Les nouvelles fonctions que souhaitent exercer un ancien ministre ou secrétaire d'État à la fin de son mandat ne doivent également pas porter atteinte à l'image des responsabilités qu'il exerçait.

"Sur le plan déontologique, la Haute Autorité s’assure d’abord que l’activité envisagée ne porte pas atteinte à la dignité, à la probité et à l’intégrité des fonctions antérieures", peut-on lire sur le site de la Haute autorité.

• Prévenir les conflits d'intérêts

La HATVP s'assure ensuite qu'aucun conflit d'intérêt n'existe entre les fonctions publiques exercées précédemment et les nouvelles fonctions souhaitées dans le secteur privé.
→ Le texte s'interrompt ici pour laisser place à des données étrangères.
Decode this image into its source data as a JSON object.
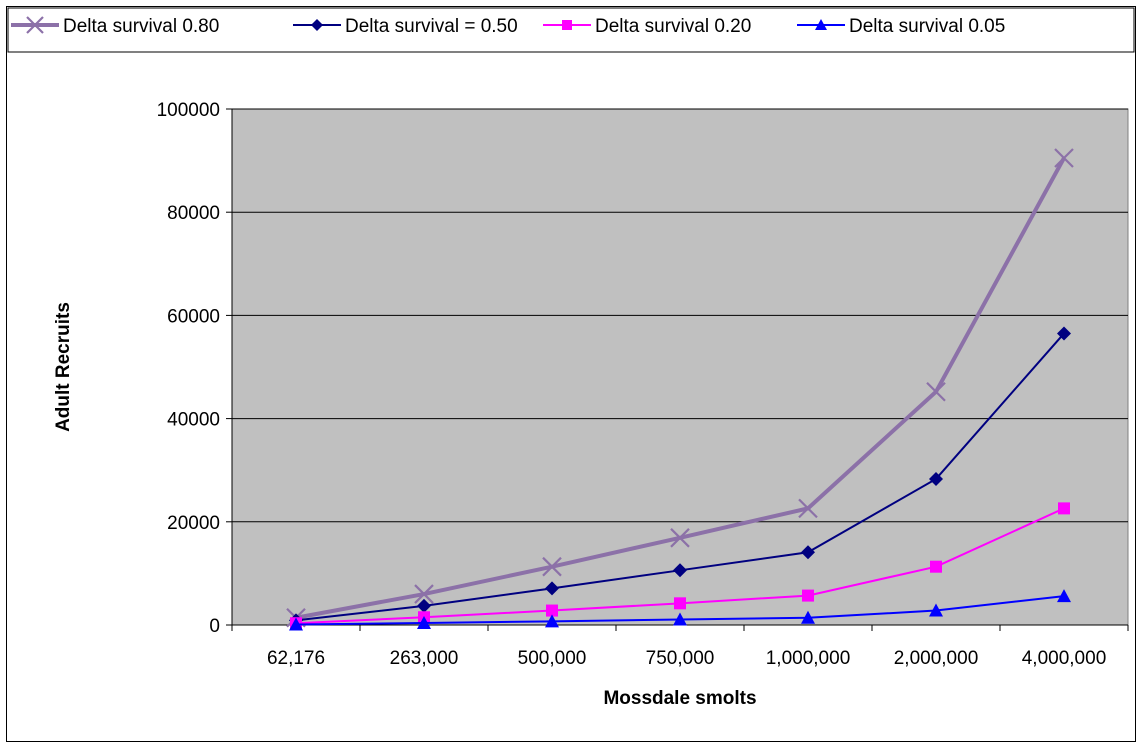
{
  "chart_data": {
    "type": "line",
    "title": "",
    "xlabel": "Mossdale smolts",
    "ylabel": "Adult Recruits",
    "categories": [
      "62,176",
      "263,000",
      "500,000",
      "750,000",
      "1,000,000",
      "2,000,000",
      "4,000,000"
    ],
    "ylim": [
      0,
      100000
    ],
    "yticks": [
      "0",
      "20000",
      "40000",
      "60000",
      "80000",
      "100000"
    ],
    "grid": true,
    "legend_position": "top",
    "plot_background": "#c0c0c0",
    "series": [
      {
        "name": "Delta survival 0.80",
        "marker": "x",
        "color": "#8c71a8",
        "values": [
          1400,
          6000,
          11300,
          16900,
          22600,
          45200,
          90500
        ]
      },
      {
        "name": "Delta survival = 0.50",
        "marker": "diamond",
        "color": "#000080",
        "values": [
          900,
          3700,
          7100,
          10600,
          14100,
          28300,
          56500
        ]
      },
      {
        "name": "Delta survival 0.20",
        "marker": "square",
        "color": "#ff00ff",
        "values": [
          350,
          1500,
          2800,
          4200,
          5700,
          11300,
          22600
        ]
      },
      {
        "name": "Delta survival 0.05",
        "marker": "triangle",
        "color": "#0000ff",
        "values": [
          90,
          380,
          710,
          1060,
          1400,
          2800,
          5600
        ]
      }
    ]
  }
}
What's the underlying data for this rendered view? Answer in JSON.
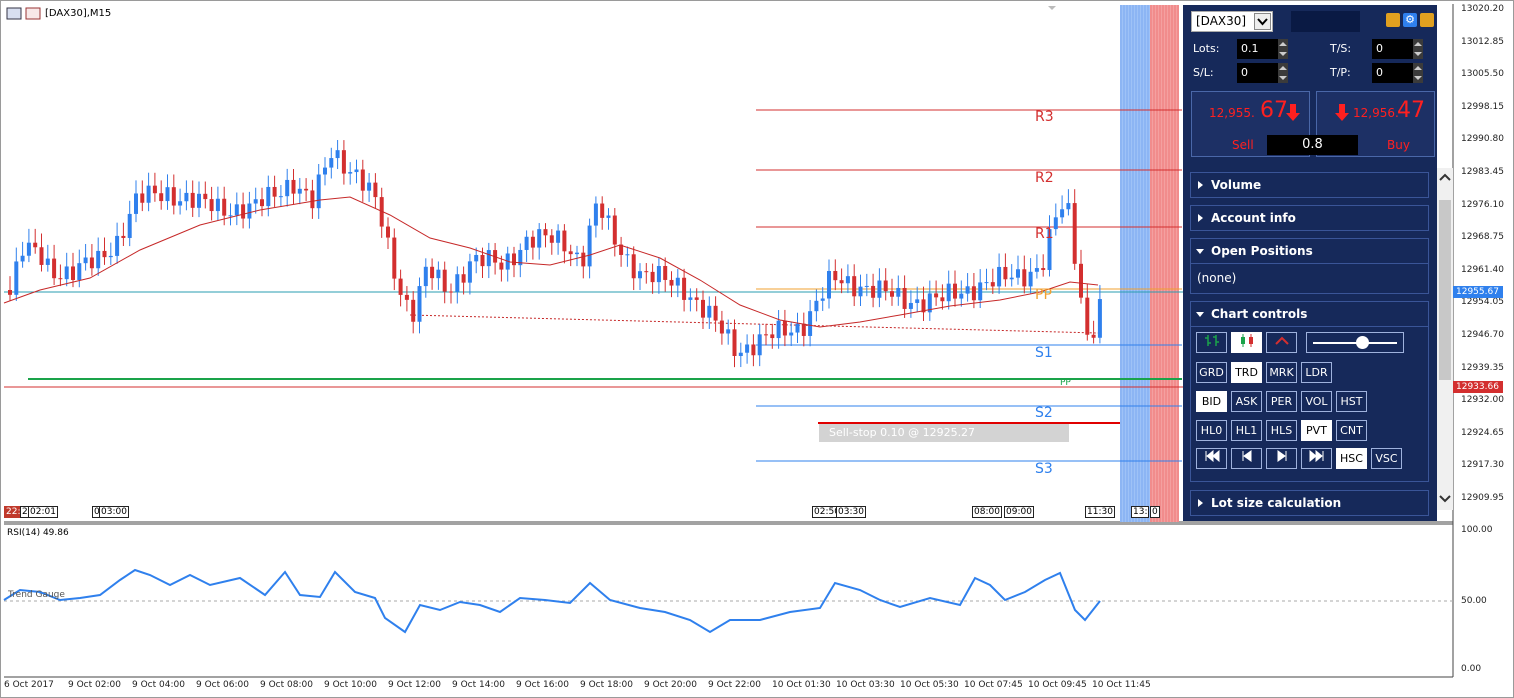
{
  "chart_title": "[DAX30],M15",
  "price_axis": [
    "13020.20",
    "13012.85",
    "13005.50",
    "12998.15",
    "12990.80",
    "12983.45",
    "12976.10",
    "12968.75",
    "12961.40",
    "12954.05",
    "12946.70",
    "12939.35",
    "12932.00",
    "12924.65",
    "12917.30",
    "12909.95"
  ],
  "price_current": "12955.67",
  "price_level": "12933.66",
  "rsi_axis": [
    "100.00",
    "50.00",
    "0.00"
  ],
  "rsi_label": "RSI(14) 49.86",
  "trend_gauge": "Trend Gauge",
  "time_axis": [
    "6 Oct 2017",
    "9 Oct 02:00",
    "9 Oct 04:00",
    "9 Oct 06:00",
    "9 Oct 08:00",
    "9 Oct 10:00",
    "9 Oct 12:00",
    "9 Oct 14:00",
    "9 Oct 16:00",
    "9 Oct 18:00",
    "9 Oct 20:00",
    "9 Oct 22:00",
    "10 Oct 01:30",
    "10 Oct 03:30",
    "10 Oct 05:30",
    "10 Oct 07:45",
    "10 Oct 09:45",
    "10 Oct 11:45"
  ],
  "time_labels": [
    "22:",
    "2",
    "02:01",
    "0",
    "03:00",
    "02:50",
    "03:30",
    "08:00",
    "09:00",
    "11:30",
    "13:",
    "0"
  ],
  "pivots": {
    "r3": "R3",
    "r2": "R2",
    "r1": "R1",
    "pp": "PP",
    "s1": "S1",
    "s2": "S2",
    "s3": "S3",
    "pp_small": "PP"
  },
  "order_label": "Sell-stop 0.10 @ 12925.27",
  "colors": {
    "bull": "#2f80ed",
    "bear": "#d32f2f",
    "ma": "#c62828",
    "panel": "#16295a",
    "rsi": "#2f80ed"
  },
  "panel": {
    "symbol": "[DAX30]",
    "lots_label": "Lots:",
    "lots": "0.1",
    "ts_label": "T/S:",
    "ts": "0",
    "sl_label": "S/L:",
    "sl": "0",
    "tp_label": "T/P:",
    "tp": "0",
    "sell_small": "12,955.",
    "sell_big": "67",
    "sell_label": "Sell",
    "buy_small": "12,956.",
    "buy_big": "47",
    "buy_label": "Buy",
    "spread": "0.8",
    "sections": {
      "volume": "Volume",
      "account": "Account info",
      "positions": "Open Positions",
      "positions_value": "(none)",
      "chart_controls": "Chart controls",
      "lot_size": "Lot size calculation"
    },
    "buttons_row1": [
      "GRD",
      "TRD",
      "MRK",
      "LDR"
    ],
    "buttons_row2": [
      "BID",
      "ASK",
      "PER",
      "VOL",
      "HST"
    ],
    "buttons_row3": [
      "HL0",
      "HL1",
      "HLS",
      "PVT",
      "CNT"
    ],
    "buttons_row4b": [
      "HSC",
      "VSC"
    ],
    "icons": [
      "link-icon",
      "gear-icon",
      "expand-icon"
    ]
  }
}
"Un tel risque est plus fréquent lorsque la nouvelle activité est exercée dans le même secteur économique", indique ainsi l'autorité. "À ce titre, un responsable public ne peut pas se servir de ses fonctions pour préparer sa reconversion professionnelle".

Pour Jean-Baptiste Djebbari, là-encore, la HATVP n'a pas relevé de contre-indications majeures. "Si Monsieur Djebbari a rencontré le président-directeur général de la société Hopium à deux reprises dans le cadre de ses fonctions gouvernementales, en juin et septembre 2021, il a également rencontré plusieurs autres opérateurs du secteur de la mobilité hydrogène et, plus généralement, des mobilités 'propres'. En outre, la société Hopium n’a bénéficié d’aucune subvention publique".

• Réaliser une nouvelle déclaration de patrimoine

En plus de ces obligations, les anciens membres d'un gouvernement doivent, dans les deux mois qui suivent la cessation de leurs fonctions, transmettre une nouvelle déclaration de patrimoine à la HATVP, comme l'indique le site gouvernemental vie-publique.fr. Cette "déclaration de patrimoine terminale" a pour mission de récapituler l'ensemble des revenus perçus par le ministre ou le secrétaire d'État durant son mandat.

"L’objectif est de lutter contre la corruption en vérifiant que la personne ne s’est pas illégalement enrichie lorsqu’elle était au gouvernement", précise vie-publique.fr.